The truth then is that the negotiation is not as free as it seems, because despite the parties having agreed, the State, through the Ministry of Labor of the Nation, intervenes to stop said agreements.

  • Intervention on the price of the minimum wage (SMVM)

We cannot ignore the price of the Minimum Living and Mobile Wage that is set by the National Council of Employment, Productivity and the Minimum, Vital and Mobile Wagewhich also depends on the Secretary of Labor of the Nation and it has an impact on a lot of benefits that take this value as a reference (it serves as a witness value to define some social benefits such as the Empower Work or the Progresar scholarships, as well as the limits for the payment of Income Tax).

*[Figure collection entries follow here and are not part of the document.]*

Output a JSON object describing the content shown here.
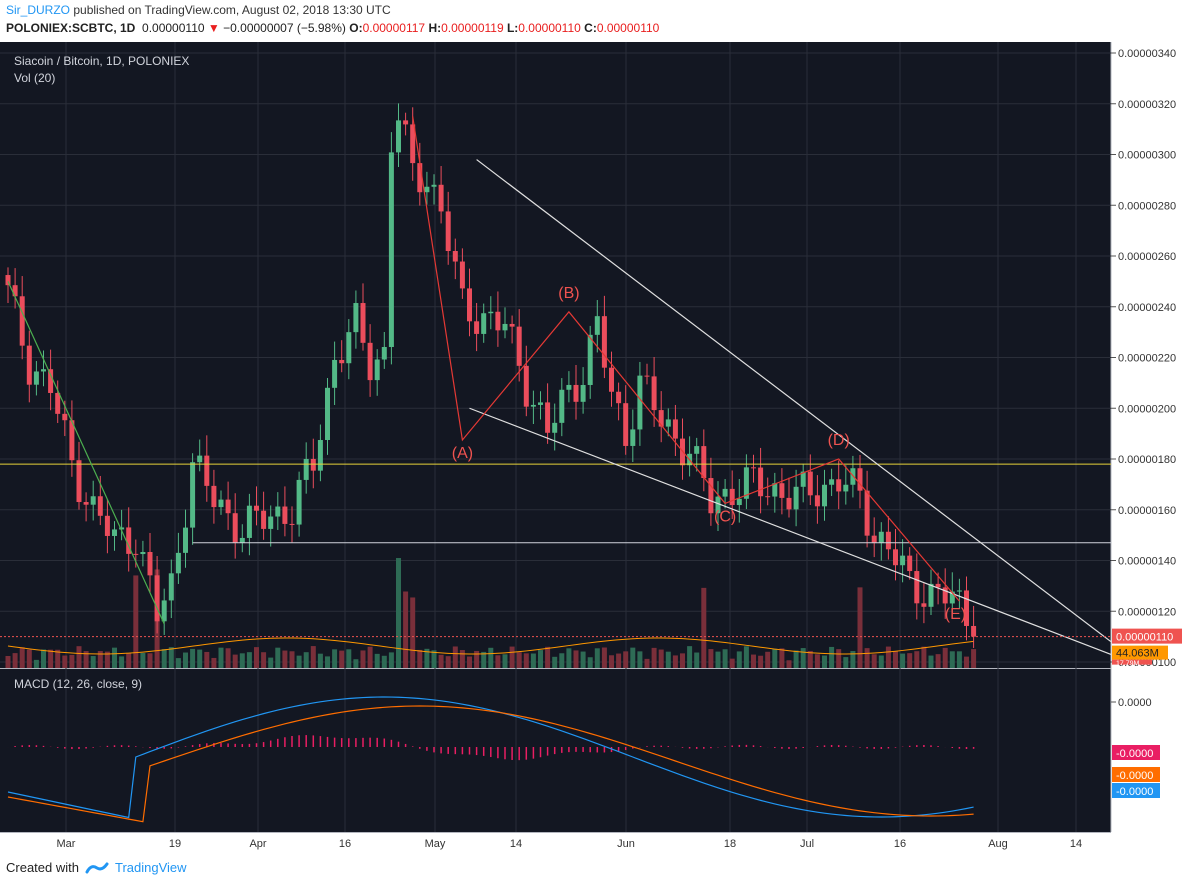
{
  "header": {
    "author": "Sir_DURZO",
    "published": " published on TradingView.com, August 02, 2018 13:30 UTC",
    "symbol": "POLONIEX:SCBTC, 1D",
    "last": "0.00000110",
    "arrow": "▼",
    "change": "−0.00000007 (−5.98%)",
    "o_label": "O:",
    "o": "0.00000117",
    "h_label": "H:",
    "h": "0.00000119",
    "l_label": "L:",
    "l": "0.00000110",
    "c_label": "C:",
    "c": "0.00000110"
  },
  "footer": {
    "created_with": "Created with",
    "brand": "TradingView"
  },
  "colors": {
    "bg": "#131722",
    "grid": "#2a2e39",
    "up": "#53b987",
    "down": "#eb4d5c",
    "accent": "#2196f3",
    "macd": "#2196f3",
    "signal": "#ff6d00",
    "hist": "#e91e63"
  },
  "chart_data": {
    "type": "candlestick",
    "title": "Siacoin / Bitcoin, 1D, POLONIEX",
    "volume_label": "Vol (20)",
    "macd_label": "MACD (12, 26, close, 9)",
    "price_axis": [
      "0.00000340",
      "0.00000320",
      "0.00000300",
      "0.00000280",
      "0.00000260",
      "0.00000240",
      "0.00000220",
      "0.00000200",
      "0.00000180",
      "0.00000160",
      "0.00000140",
      "0.00000120",
      "0.00000100"
    ],
    "price_range": [
      1e-06,
      3.41e-06
    ],
    "x_labels": [
      "Mar",
      "19",
      "Apr",
      "16",
      "May",
      "14",
      "Jun",
      "18",
      "Jul",
      "16",
      "Aug",
      "14"
    ],
    "current_price_badge": "0.00000110",
    "volume_ma_badge": "44.063M",
    "volume_badge": "17.79M",
    "macd_axis": "0.0000",
    "macd_badges": [
      "-0.0000",
      "-0.0000",
      "-0.0000"
    ],
    "wave_labels": [
      "(A)",
      "(B)",
      "(C)",
      "(D)",
      "(E)"
    ],
    "horizontal_level": 1.78e-06,
    "wave_points": [
      {
        "label": "(A)",
        "day": 64,
        "price": 1.875e-06
      },
      {
        "label": "(B)",
        "day": 79,
        "price": 2.38e-06
      },
      {
        "label": "(C)",
        "day": 101,
        "price": 1.625e-06
      },
      {
        "label": "(D)",
        "day": 117,
        "price": 1.8e-06
      },
      {
        "label": "(E)",
        "day": 134,
        "price": 1.24e-06
      }
    ],
    "close_series": [
      {
        "day": 0,
        "price": 2.45e-06
      },
      {
        "day": 3,
        "price": 2.18e-06
      },
      {
        "day": 6,
        "price": 2.08e-06
      },
      {
        "day": 9,
        "price": 1.78e-06
      },
      {
        "day": 12,
        "price": 1.6e-06
      },
      {
        "day": 15,
        "price": 1.48e-06
      },
      {
        "day": 18,
        "price": 1.5e-06
      },
      {
        "day": 21,
        "price": 1.18e-06
      },
      {
        "day": 23,
        "price": 1.3e-06
      },
      {
        "day": 26,
        "price": 1.78e-06
      },
      {
        "day": 29,
        "price": 1.64e-06
      },
      {
        "day": 33,
        "price": 1.52e-06
      },
      {
        "day": 37,
        "price": 1.58e-06
      },
      {
        "day": 40,
        "price": 1.6e-06
      },
      {
        "day": 43,
        "price": 1.78e-06
      },
      {
        "day": 46,
        "price": 2.2e-06
      },
      {
        "day": 49,
        "price": 2.32e-06
      },
      {
        "day": 51,
        "price": 2.18e-06
      },
      {
        "day": 53,
        "price": 2.22e-06
      },
      {
        "day": 54,
        "price": 3.05e-06
      },
      {
        "day": 55,
        "price": 3.15e-06
      },
      {
        "day": 57,
        "price": 2.92e-06
      },
      {
        "day": 59,
        "price": 2.92e-06
      },
      {
        "day": 61,
        "price": 2.78e-06
      },
      {
        "day": 64,
        "price": 2.4e-06
      },
      {
        "day": 67,
        "price": 2.36e-06
      },
      {
        "day": 70,
        "price": 2.32e-06
      },
      {
        "day": 73,
        "price": 2.1e-06
      },
      {
        "day": 76,
        "price": 1.9e-06
      },
      {
        "day": 78,
        "price": 2.02e-06
      },
      {
        "day": 81,
        "price": 2.15e-06
      },
      {
        "day": 83,
        "price": 2.32e-06
      },
      {
        "day": 85,
        "price": 2.05e-06
      },
      {
        "day": 87,
        "price": 1.9e-06
      },
      {
        "day": 89,
        "price": 2.1e-06
      },
      {
        "day": 92,
        "price": 1.95e-06
      },
      {
        "day": 96,
        "price": 1.83e-06
      },
      {
        "day": 99,
        "price": 1.63e-06
      },
      {
        "day": 102,
        "price": 1.68e-06
      },
      {
        "day": 105,
        "price": 1.7e-06
      },
      {
        "day": 108,
        "price": 1.68e-06
      },
      {
        "day": 111,
        "price": 1.65e-06
      },
      {
        "day": 114,
        "price": 1.68e-06
      },
      {
        "day": 117,
        "price": 1.72e-06
      },
      {
        "day": 120,
        "price": 1.65e-06
      },
      {
        "day": 122,
        "price": 1.5e-06
      },
      {
        "day": 124,
        "price": 1.46e-06
      },
      {
        "day": 127,
        "price": 1.3e-06
      },
      {
        "day": 130,
        "price": 1.28e-06
      },
      {
        "day": 133,
        "price": 1.25e-06
      },
      {
        "day": 135,
        "price": 1.17e-06
      },
      {
        "day": 136,
        "price": 1.1e-06
      }
    ]
  }
}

In this particular case, in December 2023 it was $156,000 and by May 1, 2024 it reached the sum of $234,315, this means that it had an increase of 50.2%, while INDEC inflation for the same period it was 107.04%. That is to say, the state intervention on the price of the minimum wage was more violent, since It took away 57.02% of its purchasing power in the same respect to inflationary evolution.

Consequences for workers

Libertarian interventions in the Argentine labor market present a panorama of chiaroscuro. Well, on the one hand, they release (in whole or in part) the rest of the prices of the national economy (food, education, energy, fuel, prepaid medicine), while keeping the salary price capped.

This has as a necessary consequence a poorer working class and a more disparate society with greater concentration of economic capital in the hands of increasingly few. The consequences of the worsening of these policies will be greater poverty, greater exclusion, lower consumption, greater recession, further factory closures and mass layoffs.

It remains to analyze possible adjustments and alternatives to current policies, perhaps the labor reform – currently being processed in the Senate – seeking a balance that favors both economic growth and the well-being of Argentine workers.

Nahuel Altieri is a lawyer, President of Abogados del Fuero and professor of Labor Law at the Faculty of Law of the University of Buenos Aires.